In November of 2016, a Pew Research poll found that 86 percent of Americans use the Internet, where some of the most popular fake news lives. 68 percent use Facebook and 21 percent use Twitter, where fake news is most popular and most often circulated. 

"Given that fake news stories circulate most widely via Facebook and Twitter it would follow that many more children than we likely imagine have been and continue to be exposed to fake news stories either directly as social media participants or indirectly through their families, acquaintances and friends," Vasquez said.

To help frame children's thoughts, Vasquez will have them ask questions that can help them identify fake news. Questions like "What is this story trying to do to me?" or "What sources are cited?" are questions children under the age of eight can address and flesh out. 

"Children spend a great deal of time online and need to realize that some of the material they find online are generated for the primary purpose of getting as many hits, clicks, likes as possible," Vasquez said. "As they engage with multimodal texts one of the things I encourage is listening differently, listening critically, listening with a healthy skepticism where you are not being quick to accept what is held out as truth."

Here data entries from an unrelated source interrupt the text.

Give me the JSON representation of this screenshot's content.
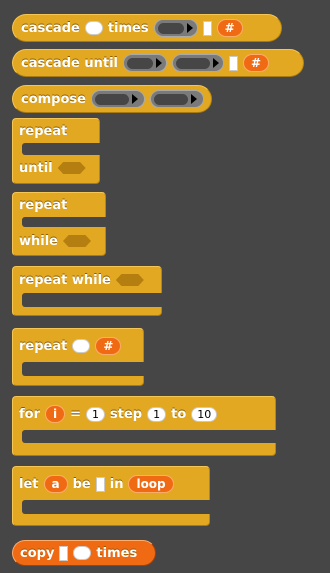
{
  "blocks": {
    "cascade_times": {
      "word1": "cascade",
      "word2": "times",
      "var_label": "#"
    },
    "cascade_until": {
      "word1": "cascade until",
      "var_label": "#"
    },
    "compose": {
      "word1": "compose"
    },
    "repeat_until": {
      "word1": "repeat",
      "word2": "until"
    },
    "repeat_while": {
      "word1": "repeat",
      "word2": "while"
    },
    "repeat_while_top": {
      "word1": "repeat while"
    },
    "repeat_count": {
      "word1": "repeat",
      "var_label": "#"
    },
    "for": {
      "word1": "for",
      "var": "i",
      "eq": "=",
      "start": "1",
      "step_label": "step",
      "step": "1",
      "to_label": "to",
      "end": "10"
    },
    "let": {
      "word1": "let",
      "var": "a",
      "be_label": "be",
      "in_label": "in",
      "loop_label": "loop"
    },
    "copy": {
      "word1": "copy",
      "word2": "times"
    }
  }
}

Teaching students these critical reading skills is most successful in classrooms where teachers respect student resistance and address the diverse needs and literacies of the students involved, Vasquez explained. Ultimately, though, her work has shown her that our children are perfectly capable of learning how to identify and parse complex news stories that may indeed be fake. And with Internet access and fake news both at an all-time high here in the United States, those critical reading skills will be incredibly important for the next generation to participate in democracy with real facts readily at hand.

"The work the children do is both powerful and pleasurable and often it has real-world effects that result in change," Vasquez said. "Knowing this gives me hope for the future."